Beban yang Mulia

Beban yang Mulia

Bacaan: Mazmur 39

Ya TUHAN, beritahukanlah kepadaku ajalku, dan apa batas umurku, supaya aku mengetahui betapa fananya aku! (Mazmur 39:5)

Bagaimana perasaan kita, ketika kita ada dalam tekanan atau penderitaan yang berat? Apakah kita merasakan sama seperti yang Daud rasakan? Daud menggambarkan tentang perasaannya yang tertekan dan menderita dalam Mazmur 39. Dalam situasi seperti ini membawa Daud menyadari betapa fana atau pendek hidupnya (5b); Betapa singkat Tuhan tentukan umurnya (ayat 6a); Hidupnya seperti sesuatu yang hampa (6b). Selanjutnya ia menggambarkan keadaan manusia bahwa: Setiap manusia hanyalah kesia-siaan (6c, 11c); Ia hanyalah bayang-bayang yang berlalu ( 7a); Ia hanya mempeributkan yang sia-sia dan menimbun, tetapi tidak tahu, siapa yang meraupnya nanti (7b). Daud menyadari juga bahwa tekanan dan penderitaan yang dialaminya oleh karena dosa, pelanggaran dan kesalahannya (ayat 2, 3, 9 dan 12). Tidak ada jalan terbaik yang ia dapat lakukan selain menanti-nantikan Tuhan dan terus berharap kepada-Nya. Dalam ayat 8 ia menulis tentang hal ini: “Dan sekarang, apakah yang kunanti-nantikan, ya Tuhan? Kepada-Mulah aku berharap.” Setiap kita pasti mengalami tekanan atau penderitaan yang berat dalam hidup ini. Dan mungkin saat ini kita sedang mengalaminya.

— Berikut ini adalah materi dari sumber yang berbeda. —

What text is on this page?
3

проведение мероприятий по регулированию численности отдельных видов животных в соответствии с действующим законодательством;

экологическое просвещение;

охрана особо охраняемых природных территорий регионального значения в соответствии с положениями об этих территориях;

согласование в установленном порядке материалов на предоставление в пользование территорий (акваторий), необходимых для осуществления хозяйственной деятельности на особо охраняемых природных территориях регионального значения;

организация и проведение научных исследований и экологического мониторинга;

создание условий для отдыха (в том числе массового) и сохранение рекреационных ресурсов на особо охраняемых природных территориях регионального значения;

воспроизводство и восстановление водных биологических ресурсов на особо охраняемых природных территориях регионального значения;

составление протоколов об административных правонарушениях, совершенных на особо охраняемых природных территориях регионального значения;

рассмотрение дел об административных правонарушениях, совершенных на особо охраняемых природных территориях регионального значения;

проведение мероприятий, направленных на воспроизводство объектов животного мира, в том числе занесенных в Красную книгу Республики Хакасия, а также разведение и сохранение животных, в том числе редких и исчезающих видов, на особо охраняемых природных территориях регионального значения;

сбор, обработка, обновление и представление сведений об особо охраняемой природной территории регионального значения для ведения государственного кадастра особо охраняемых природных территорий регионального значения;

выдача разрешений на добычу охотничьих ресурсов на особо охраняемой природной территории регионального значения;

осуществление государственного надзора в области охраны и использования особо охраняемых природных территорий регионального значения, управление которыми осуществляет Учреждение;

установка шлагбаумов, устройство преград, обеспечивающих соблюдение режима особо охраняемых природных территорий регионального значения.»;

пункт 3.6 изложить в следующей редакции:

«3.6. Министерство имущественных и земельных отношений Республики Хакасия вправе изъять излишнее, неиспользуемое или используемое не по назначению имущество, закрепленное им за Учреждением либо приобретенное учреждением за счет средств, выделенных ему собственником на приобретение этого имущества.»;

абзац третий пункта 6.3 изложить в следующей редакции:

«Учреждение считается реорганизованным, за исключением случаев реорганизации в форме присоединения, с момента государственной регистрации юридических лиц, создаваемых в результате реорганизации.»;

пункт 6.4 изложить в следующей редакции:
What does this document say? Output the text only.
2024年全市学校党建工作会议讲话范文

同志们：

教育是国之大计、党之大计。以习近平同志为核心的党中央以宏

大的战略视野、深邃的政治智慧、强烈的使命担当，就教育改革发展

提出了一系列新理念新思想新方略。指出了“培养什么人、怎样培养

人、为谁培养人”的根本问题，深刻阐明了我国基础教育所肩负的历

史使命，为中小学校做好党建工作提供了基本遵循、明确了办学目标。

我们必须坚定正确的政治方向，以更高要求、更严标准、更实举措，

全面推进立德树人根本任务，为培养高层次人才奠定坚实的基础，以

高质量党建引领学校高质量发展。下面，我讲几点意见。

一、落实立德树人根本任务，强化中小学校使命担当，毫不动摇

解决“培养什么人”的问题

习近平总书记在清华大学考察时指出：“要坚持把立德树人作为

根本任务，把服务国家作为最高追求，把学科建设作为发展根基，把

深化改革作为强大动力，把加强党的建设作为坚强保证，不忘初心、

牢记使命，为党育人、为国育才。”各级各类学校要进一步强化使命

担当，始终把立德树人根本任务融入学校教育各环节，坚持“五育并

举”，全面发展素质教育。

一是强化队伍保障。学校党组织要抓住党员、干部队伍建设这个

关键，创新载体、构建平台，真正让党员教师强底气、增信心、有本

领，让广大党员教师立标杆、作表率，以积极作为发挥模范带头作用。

Yesus sendiri sebagai manusia mengalami tekanan dan penderitaan yang berat, bukan karena Ia berbuat dosa, tetapi karena Ia menanggung dosa manusia. Peristiwa taman Getsemani dan Golgota menunjukkan kepada kita tentang penderitaan Yesus yang sangat dalam dan berat. Hal ini terlihat dalam kata-kata- Nya ketika Ia bersama murid-murid-Nya di taman Getsemani: “Lalu kata-Nya kepada mereka: ‘Hati-Ku sangat sedih, seperti mau mati rasanya. Tinggallah di sini dan berjaga-jagalah dengan Aku.’” (Matius 26:38). Yesus adalah Allah dan juga manusia. Dalam ayat ini, sebagai manusia sejati Yesus sangat membutuhkan teman dalam menghadapi semua tekanan dan penderitaan yang sedang dan akan Ia jalani: “Tinggallah di sini dan berjaga-jagalah dengan Aku.” Dan juga yang sangat penting adalah, sebagai manusia, Ia menanti-nantikan dan berharap kepada Bapa-Nya. Hal ini sangat terlihat pada kesungguhan-Nya berdoa kepada Bapa-Nya: “Maka Ia maju sedikit, lalu sujud dan berdoa, kata-Nya: ‘Ya Bapa-Ku, jikalau sekiranya mungkin, biarlah cawan ini lalu dari pada-Ku, tetapi janganlah seperti yang Kukehendaki, melainkan seperti yang Engkau kehendaki.’”(Matius 26:39). Doa ini juga diulangi-Nya dalam ayat 42. Ia tahu bahwa, apa yang sedang Ia alami adalah dalam rencana Agung yang Allah sudah rencanakan untuk Ia jalani dan selesaikan (baca Yoh 3:16). Apakah Ia menjalaninya dan menyelesaikannya? Peristiwa Kayu Salib yang sudah kita ikuti dalam Jumat Agung dan Paskah memberikan jawaban kepada kita akan kemenangan yang Ia sudah berikan kepada kita orang percaya yang terus berharap kepada-Nya, yaitu pengampunan dosa kita.

Inspirasi: Menanti-nantikan Tuhan dan berharap kepada-Nya adalah jalan keluar yang terbaik bagi kita untuk kuat dan bertahan untuk melewati semua tekanan dan penderitaan dalam hidup ini dengan kemenangan bersama Tuhan.